Unfortunately, it doesn’t work in every family. Just to read the questions in the Q and A section on “What to tell the children” in Anne Hooper’s book is to feel your blood run cold at the sheer shabby cruelty of it all. “Why did Daddy go away?” “Will you still both be my mummy and daddy?” “Will my brothers and sisters be with me?”

But it doesn’t do to deny reality: some marriages do become unsustainable, many children endure the consequences and survive, and everyone involved needs help in dealing with it all. And, as the author points out, in some cases the children are either relieved that Daddy’s gone or hardly notice he’s not there because he never really was. One of the book’s brief case studies says, “They much preferred their new stepfather, who did take an interest, and who actively cared for them.” Anne Hooper’s wise, non-judgmental advice will bring help and reassurance to what is, sadly, a large potential readership.

Compared with the agonies of adolescent stress, bullying and divorce, the problem of dealing with a child’s TV or video-gaming addiction seems like trivial stuff. Lots of parents, though, endure regular battles well illustrated by the quote that appears on the cover of this book, “Just five more minutes pleeeese!”

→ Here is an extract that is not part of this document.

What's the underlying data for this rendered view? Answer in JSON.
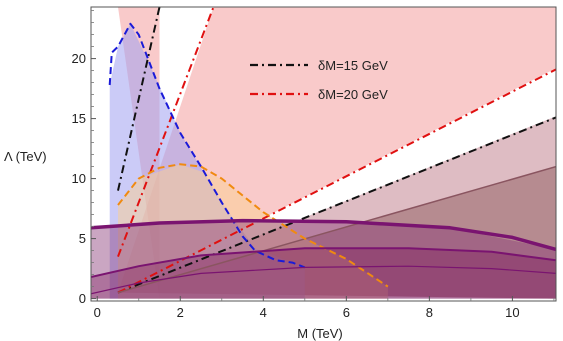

I tried the book on the young mother of a gaming fanatic, just as a head or teacher might pass it on to a worried parent. She liked it very much, finding it non-preachy and lighthearted, presented so as to catch a busy parent, with quotes, bullet points, illustrations and varied typography.

The “diet” analogy is important because it accepts that what you’re aiming for is reasonable moderation rather than puritanical denial. Many - perhaps most - parents will be reassured that quite a bit of what they’re doing is fine, and those who are really worried about their child’s “screen-hungry”

addiction are given workable strategies for step-by-step improvement. It’s interesting, as the parent who helped me with the book pointed out, that the book presents good evidence that children actually want their screen time controlled. As one 12-year-old says in the book, “Don’t give in, it shows you’re weak.”